PDF to XML conversion in Marklogic

Question

There are two ways to get there. The harder up-front way and the easier post-processing way. (1) Through the PDF configuration file. By default this is PDFtoXHTML.cfg in the Converters/cvtpdf subdirectory of your installation. You can create your own configuration file and reference it via the config options to xdmp:pdf-convert. What you want to do is add a crop box to the pages to crop out the page numbers, headers/footers etc. The syntax of this is:

[ANNOT PLAN]
0.Iceni Crop Box =1-# [341.15, 91.78, 259.87, 364.84];
[-- END --]

How do you figure out what the geometry of this box should be? You can download a tool called Gemini from Iceni to do this. This works fine, as long as all the documents you process have the same geometry.

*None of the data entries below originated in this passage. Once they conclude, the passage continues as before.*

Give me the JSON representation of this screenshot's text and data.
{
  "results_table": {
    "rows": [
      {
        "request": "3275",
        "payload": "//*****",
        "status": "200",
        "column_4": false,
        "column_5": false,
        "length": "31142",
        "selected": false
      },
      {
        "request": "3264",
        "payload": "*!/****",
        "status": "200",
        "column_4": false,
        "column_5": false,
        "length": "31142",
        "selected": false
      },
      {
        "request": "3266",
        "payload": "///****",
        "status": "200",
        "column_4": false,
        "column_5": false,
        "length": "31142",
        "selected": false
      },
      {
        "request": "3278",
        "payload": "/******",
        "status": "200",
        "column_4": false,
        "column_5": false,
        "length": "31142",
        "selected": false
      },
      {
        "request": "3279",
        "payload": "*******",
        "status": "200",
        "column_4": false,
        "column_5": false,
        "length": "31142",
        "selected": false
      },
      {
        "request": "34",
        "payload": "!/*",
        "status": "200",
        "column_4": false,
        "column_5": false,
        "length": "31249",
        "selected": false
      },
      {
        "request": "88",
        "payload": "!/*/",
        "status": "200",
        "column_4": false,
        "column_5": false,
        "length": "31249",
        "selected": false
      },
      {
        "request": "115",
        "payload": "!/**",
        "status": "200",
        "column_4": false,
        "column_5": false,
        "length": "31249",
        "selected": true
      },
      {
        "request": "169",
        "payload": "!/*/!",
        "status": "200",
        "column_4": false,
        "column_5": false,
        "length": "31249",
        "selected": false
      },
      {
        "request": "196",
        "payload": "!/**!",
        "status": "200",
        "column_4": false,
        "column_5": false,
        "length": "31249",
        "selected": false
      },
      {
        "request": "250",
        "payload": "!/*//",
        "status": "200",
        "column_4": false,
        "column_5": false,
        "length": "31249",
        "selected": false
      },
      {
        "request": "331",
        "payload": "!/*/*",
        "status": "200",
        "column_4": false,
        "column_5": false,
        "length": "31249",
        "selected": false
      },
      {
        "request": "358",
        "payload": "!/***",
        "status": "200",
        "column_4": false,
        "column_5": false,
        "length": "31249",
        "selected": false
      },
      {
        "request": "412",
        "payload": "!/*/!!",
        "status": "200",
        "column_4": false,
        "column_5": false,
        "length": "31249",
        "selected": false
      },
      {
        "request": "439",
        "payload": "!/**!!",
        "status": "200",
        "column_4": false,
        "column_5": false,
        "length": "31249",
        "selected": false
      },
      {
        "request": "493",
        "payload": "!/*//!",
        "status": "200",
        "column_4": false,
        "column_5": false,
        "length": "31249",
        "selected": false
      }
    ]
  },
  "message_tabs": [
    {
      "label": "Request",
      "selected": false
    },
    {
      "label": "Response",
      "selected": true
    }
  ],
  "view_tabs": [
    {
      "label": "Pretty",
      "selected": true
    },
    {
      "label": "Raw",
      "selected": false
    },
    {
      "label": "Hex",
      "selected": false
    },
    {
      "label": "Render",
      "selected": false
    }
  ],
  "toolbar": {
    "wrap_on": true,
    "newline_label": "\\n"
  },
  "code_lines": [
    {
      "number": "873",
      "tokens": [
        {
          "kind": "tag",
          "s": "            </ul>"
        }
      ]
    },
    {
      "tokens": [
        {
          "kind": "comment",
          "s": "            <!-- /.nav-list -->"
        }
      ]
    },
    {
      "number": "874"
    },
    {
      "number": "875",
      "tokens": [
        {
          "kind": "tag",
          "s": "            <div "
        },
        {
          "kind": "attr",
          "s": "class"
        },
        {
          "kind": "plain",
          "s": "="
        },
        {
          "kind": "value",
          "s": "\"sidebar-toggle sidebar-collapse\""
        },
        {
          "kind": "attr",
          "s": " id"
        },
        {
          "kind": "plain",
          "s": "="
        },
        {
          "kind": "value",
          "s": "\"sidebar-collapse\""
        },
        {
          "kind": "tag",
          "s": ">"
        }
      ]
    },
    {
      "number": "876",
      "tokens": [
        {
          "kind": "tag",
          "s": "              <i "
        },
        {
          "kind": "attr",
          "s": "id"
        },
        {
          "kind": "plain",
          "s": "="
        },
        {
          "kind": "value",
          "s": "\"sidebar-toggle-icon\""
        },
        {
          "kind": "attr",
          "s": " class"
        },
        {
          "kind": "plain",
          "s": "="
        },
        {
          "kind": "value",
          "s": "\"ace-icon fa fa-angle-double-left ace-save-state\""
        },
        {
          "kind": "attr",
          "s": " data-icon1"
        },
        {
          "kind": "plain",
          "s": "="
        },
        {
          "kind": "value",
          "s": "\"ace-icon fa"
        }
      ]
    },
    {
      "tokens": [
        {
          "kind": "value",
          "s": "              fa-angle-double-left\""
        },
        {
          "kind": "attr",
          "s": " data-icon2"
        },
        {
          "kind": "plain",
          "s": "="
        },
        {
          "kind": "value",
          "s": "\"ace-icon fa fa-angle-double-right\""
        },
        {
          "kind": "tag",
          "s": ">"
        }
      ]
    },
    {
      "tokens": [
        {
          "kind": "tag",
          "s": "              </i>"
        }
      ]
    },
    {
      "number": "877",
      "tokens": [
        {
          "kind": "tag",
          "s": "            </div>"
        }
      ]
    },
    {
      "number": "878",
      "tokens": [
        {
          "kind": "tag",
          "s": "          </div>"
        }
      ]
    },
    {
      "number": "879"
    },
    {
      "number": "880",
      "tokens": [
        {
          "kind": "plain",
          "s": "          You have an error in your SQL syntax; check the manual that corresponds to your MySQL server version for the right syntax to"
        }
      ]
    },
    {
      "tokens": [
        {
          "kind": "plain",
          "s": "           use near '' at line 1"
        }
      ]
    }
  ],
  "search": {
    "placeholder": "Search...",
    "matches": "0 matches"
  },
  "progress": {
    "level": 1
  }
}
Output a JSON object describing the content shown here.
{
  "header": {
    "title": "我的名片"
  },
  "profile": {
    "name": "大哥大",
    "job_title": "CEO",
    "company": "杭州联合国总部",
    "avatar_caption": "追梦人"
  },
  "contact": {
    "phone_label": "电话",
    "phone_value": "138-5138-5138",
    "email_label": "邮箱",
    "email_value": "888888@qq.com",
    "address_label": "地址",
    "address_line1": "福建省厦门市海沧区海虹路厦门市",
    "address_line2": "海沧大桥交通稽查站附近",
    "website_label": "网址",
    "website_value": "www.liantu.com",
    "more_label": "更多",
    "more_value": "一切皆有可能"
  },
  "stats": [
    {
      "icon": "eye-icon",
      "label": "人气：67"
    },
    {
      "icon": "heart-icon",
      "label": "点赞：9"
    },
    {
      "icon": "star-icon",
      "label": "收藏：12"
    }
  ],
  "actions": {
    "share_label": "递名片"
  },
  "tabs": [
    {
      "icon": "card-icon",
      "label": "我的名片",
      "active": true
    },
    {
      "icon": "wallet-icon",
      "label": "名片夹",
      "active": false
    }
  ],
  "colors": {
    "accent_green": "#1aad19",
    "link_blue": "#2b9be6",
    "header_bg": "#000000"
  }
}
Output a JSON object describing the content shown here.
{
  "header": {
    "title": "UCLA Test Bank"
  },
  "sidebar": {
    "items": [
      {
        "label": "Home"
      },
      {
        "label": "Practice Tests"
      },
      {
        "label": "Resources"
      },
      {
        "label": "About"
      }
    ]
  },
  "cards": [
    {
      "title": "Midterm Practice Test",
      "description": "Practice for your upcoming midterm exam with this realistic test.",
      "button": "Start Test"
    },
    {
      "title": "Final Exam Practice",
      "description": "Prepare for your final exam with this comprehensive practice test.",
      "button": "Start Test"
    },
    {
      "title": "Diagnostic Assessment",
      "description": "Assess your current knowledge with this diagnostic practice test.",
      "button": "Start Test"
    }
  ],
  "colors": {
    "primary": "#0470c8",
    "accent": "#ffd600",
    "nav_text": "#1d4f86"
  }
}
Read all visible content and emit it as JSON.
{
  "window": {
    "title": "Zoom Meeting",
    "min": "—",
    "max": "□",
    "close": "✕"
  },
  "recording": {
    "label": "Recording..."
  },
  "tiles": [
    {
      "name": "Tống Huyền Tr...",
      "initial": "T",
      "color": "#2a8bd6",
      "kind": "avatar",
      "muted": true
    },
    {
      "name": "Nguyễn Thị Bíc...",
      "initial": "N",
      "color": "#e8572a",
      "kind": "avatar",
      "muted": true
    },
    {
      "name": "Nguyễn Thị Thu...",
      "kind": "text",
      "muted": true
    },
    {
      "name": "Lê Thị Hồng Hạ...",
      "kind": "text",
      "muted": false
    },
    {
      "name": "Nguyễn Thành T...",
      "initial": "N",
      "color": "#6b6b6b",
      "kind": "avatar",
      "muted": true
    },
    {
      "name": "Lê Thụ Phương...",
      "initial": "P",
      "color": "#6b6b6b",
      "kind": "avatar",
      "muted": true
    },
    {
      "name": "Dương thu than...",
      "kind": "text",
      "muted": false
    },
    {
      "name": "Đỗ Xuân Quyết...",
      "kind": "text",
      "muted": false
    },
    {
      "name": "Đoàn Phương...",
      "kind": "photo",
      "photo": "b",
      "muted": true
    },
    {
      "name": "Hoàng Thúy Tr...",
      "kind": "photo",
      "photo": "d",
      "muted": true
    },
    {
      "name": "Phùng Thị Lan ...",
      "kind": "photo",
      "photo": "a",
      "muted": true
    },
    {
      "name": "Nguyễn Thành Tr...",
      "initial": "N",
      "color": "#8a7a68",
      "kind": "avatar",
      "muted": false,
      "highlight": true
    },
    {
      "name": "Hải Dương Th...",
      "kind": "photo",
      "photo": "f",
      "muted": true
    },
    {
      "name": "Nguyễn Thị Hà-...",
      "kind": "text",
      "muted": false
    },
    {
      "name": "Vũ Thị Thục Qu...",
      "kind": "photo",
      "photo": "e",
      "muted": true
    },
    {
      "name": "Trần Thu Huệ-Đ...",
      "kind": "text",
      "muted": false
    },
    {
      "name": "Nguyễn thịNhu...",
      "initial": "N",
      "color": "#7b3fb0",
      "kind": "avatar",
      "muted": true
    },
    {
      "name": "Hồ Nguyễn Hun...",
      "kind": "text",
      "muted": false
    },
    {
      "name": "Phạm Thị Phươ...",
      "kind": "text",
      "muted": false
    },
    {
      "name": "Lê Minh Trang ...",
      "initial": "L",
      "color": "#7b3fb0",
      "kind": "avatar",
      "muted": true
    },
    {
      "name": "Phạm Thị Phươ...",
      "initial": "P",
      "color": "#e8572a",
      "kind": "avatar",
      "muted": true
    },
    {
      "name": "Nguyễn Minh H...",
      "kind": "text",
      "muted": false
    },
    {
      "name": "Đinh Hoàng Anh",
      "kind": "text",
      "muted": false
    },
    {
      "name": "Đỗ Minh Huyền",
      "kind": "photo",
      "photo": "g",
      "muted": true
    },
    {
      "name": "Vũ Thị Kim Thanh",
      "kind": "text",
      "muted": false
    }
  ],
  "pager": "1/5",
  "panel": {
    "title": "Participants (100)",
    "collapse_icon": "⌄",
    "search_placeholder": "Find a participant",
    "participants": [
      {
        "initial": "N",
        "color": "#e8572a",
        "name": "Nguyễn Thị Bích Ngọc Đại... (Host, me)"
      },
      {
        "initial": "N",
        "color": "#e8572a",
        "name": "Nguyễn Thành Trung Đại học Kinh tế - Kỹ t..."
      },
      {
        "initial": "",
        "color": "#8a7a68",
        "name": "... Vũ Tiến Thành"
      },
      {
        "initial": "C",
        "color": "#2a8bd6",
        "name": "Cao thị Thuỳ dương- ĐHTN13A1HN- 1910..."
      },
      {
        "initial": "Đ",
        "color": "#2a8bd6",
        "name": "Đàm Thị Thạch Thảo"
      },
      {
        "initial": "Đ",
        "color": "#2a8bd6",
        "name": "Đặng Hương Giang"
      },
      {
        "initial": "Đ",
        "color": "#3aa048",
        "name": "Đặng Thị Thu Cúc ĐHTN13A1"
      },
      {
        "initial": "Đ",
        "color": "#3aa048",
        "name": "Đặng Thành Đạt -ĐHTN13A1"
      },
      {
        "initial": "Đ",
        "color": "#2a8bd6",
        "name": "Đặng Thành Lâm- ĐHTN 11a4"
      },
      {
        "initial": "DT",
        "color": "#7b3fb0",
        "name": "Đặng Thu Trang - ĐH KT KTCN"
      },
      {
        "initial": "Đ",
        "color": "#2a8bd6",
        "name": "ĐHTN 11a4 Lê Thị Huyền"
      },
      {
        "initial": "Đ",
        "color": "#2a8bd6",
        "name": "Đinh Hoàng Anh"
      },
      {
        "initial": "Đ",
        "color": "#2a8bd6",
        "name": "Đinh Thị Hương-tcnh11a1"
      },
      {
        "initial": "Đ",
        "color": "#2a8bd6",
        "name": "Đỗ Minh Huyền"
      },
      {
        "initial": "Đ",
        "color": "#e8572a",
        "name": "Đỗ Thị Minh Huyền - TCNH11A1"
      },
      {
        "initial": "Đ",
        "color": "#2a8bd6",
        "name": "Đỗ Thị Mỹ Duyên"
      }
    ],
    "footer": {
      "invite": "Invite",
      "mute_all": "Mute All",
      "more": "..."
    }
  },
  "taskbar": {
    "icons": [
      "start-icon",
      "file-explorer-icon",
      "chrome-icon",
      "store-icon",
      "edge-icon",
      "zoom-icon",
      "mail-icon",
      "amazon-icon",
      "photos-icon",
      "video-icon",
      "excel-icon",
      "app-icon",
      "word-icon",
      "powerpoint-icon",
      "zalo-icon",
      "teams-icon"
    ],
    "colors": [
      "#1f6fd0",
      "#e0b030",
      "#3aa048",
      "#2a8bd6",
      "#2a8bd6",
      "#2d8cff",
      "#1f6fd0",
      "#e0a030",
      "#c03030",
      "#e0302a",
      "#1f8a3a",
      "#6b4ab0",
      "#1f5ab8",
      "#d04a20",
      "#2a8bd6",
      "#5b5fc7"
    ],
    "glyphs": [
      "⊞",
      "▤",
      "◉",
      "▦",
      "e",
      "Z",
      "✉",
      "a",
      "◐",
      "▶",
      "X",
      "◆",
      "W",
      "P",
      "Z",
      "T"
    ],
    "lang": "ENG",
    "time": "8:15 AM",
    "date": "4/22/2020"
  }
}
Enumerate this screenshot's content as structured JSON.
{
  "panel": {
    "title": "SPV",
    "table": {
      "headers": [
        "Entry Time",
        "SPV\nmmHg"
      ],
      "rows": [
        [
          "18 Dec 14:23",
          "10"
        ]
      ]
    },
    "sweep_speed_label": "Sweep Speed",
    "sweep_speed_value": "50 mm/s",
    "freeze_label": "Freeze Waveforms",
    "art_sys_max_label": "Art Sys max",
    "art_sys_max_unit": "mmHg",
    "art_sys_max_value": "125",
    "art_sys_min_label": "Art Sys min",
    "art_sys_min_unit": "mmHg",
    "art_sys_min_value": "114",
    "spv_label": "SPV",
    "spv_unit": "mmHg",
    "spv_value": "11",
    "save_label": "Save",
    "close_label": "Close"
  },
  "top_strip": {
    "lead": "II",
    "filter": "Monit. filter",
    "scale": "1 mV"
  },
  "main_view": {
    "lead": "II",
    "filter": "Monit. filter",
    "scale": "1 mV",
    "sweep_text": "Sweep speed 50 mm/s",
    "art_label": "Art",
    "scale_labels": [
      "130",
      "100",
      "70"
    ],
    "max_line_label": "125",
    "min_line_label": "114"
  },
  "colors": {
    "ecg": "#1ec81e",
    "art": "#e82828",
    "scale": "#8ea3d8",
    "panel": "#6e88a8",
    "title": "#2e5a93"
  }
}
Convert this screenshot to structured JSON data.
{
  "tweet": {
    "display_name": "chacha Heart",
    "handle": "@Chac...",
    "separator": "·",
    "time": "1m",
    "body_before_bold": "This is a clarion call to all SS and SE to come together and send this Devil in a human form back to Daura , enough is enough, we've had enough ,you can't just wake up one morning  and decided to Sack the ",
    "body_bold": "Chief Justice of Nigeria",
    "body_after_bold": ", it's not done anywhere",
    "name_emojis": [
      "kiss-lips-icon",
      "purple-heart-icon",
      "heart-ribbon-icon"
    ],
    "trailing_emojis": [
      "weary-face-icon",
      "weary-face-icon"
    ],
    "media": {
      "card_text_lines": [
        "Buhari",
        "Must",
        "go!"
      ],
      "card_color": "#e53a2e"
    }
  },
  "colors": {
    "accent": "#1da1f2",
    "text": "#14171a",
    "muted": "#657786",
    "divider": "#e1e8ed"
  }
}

(2) Via post-processing of the docbook output. The page start and ends are marked up in the XHTML generated from PDF conversion, and that propogates to the Docbook as well. Something like:

&amp;para>
  &amp;phrase id="pge03"> &amp;/phrase>
&amp;/para> &amp;para>
  &amp;phrase id="pgs04"> &amp;/phrase>
&amp;/para>
&amp;para/>

You could run some kind of stylesheet that looks for this pattern and removes the page header/page footer information in the vicinity. It gets tricky because you'll have to decide whether to stitch adjacent paragraphs around a page break back together, presumably based on the style information. By default the Docbook doesn't preserve the style information from the XHTML, but you can get it to if you need it by setting the option preserve-styles to false in the Docbook step. Look in the Docbook pipeline. (This comes from the Installer/conversion/docbook-pipeline.xml in your install directory.)